Die weite Ferne von nebenan

Großstadtmenschen wechseln zwischen nah und fern, zwischen Kiez und Fernreise. Mobilität wird zum Wert an sich. Verkehrsvermeidung dagegen ist aus der Mode geraten  ■ Von Weert Canzler und Andreas Knie

Im Januar dieses Jahres sorgte eine Äußerung des für Umweltschutz und Stadtentwicklung zuständigen Berliner Staatssekretärs Hans Stimmann nicht nur in Berlin für viel Aufregung. Mit Blick auf Verdichtungsplanungen für die Berliner Innenstadt meinte er: „Die Lebensstile haben sich geändert. Jeder von uns fliegt doch nach Mallorca oder Hawaii oder fährt zumindest ins Umland. Jeder geht ins Fitneßcenter. Wer braucht da noch wohnungsnahe Grünflächen?“ Wenn diese Einschätzung von Stimmann tatsächlich zuträfe, dann wäre die Philosophie fortschrittlicher Stadt- und Raumplaner sowie kritischer Verkehrswissenschaftler ins Mark getroffen. Denn dort herrscht die Meinung, daß die jahrzehntelang getrennten Funktionen Wohnen, Arbeiten und Erholen wieder zusammengeführt werden müssen.

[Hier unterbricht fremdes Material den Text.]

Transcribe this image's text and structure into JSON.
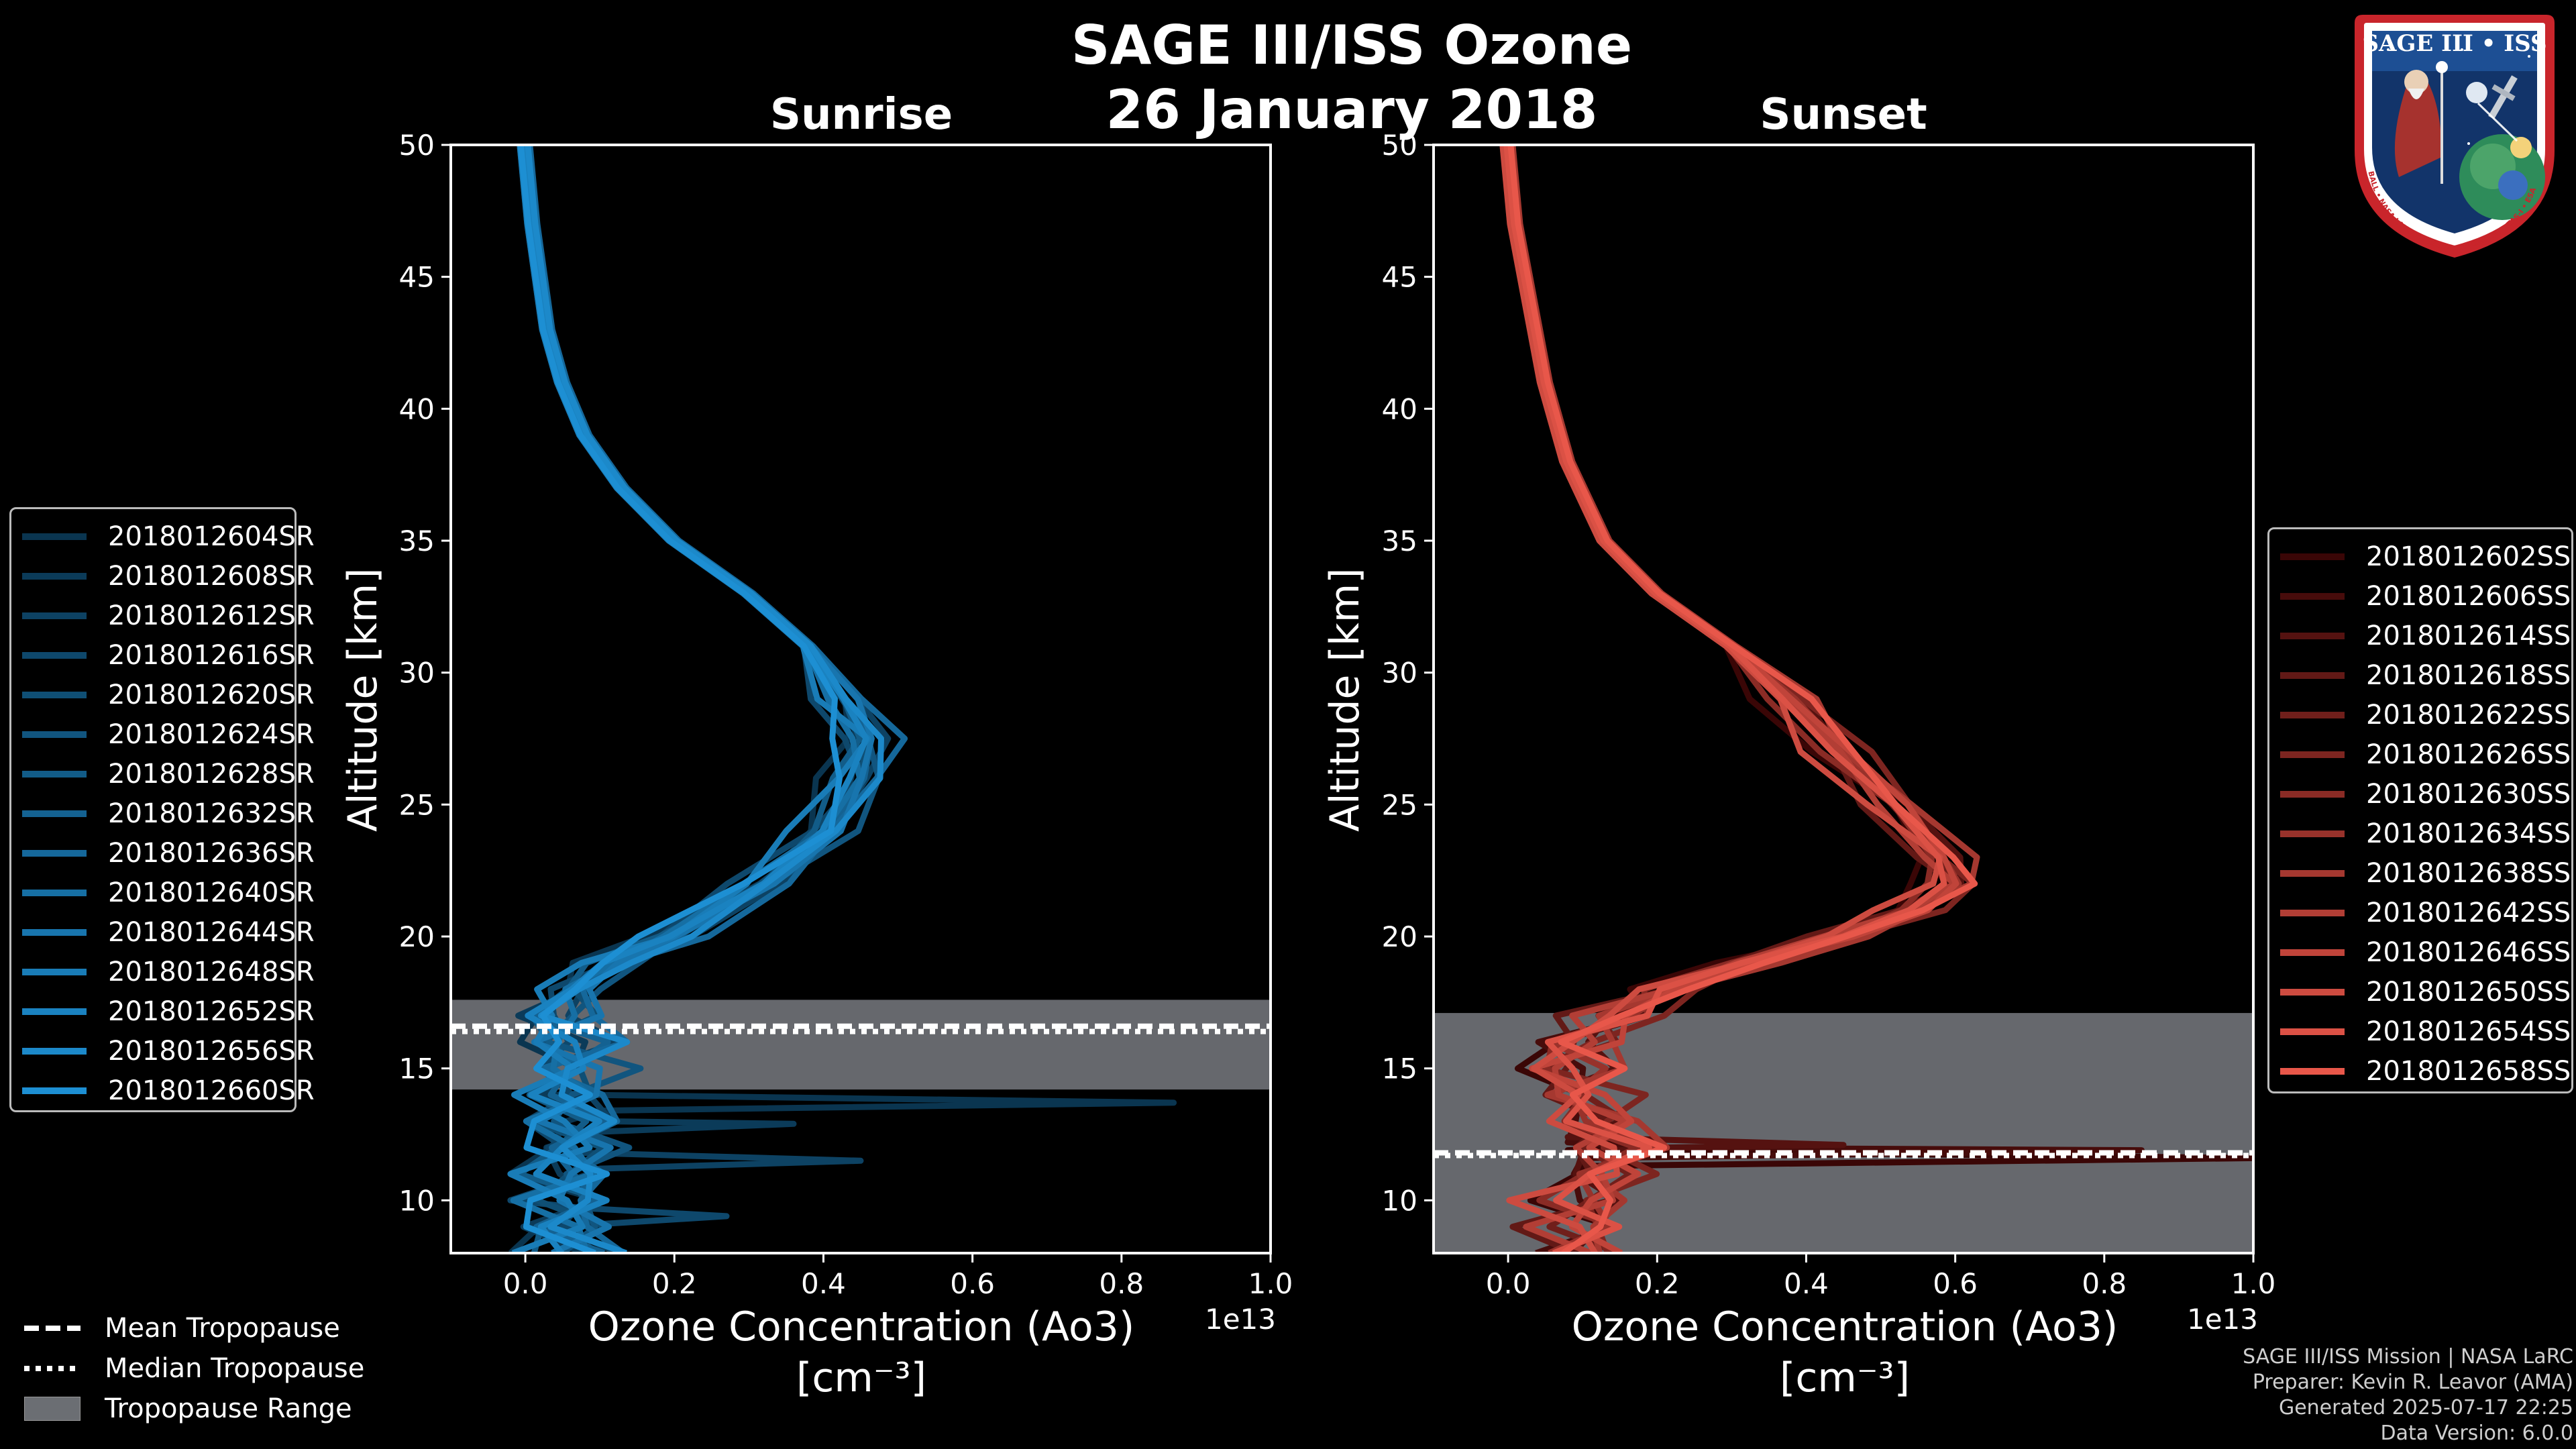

Städtische Räume sollen funktionell verdichtet werden, damit Urbanität gedeihen und Verkehr verringert werden kann. Mischnutzung heißt das Zauberwort. Ziel ist es, die Attraktivität von Nahräumen wiederzugewinnen und eine neue Identität mit dem Kiez entstehen zu lassen. Der Wunsch nach verkehrserzeugenden kleinen oder großen Fluchten soll gar nicht erst aufkommen. Dahinter steckt die Erwartung, räumliche Nähe könne durch eine veränderte Stadt- und Raumplanung erzeugt und gefestigt werden. Wenn Stadtmenschen weniger oft hinausfahren und kürzere Wege bevorzugen, die Zielpunkte kompakter versammelt sind, werden Verkehrsströme wieder bündelungsfähig, der viel gescholtene öffentliche Verkehr kann wieder attraktiver werden.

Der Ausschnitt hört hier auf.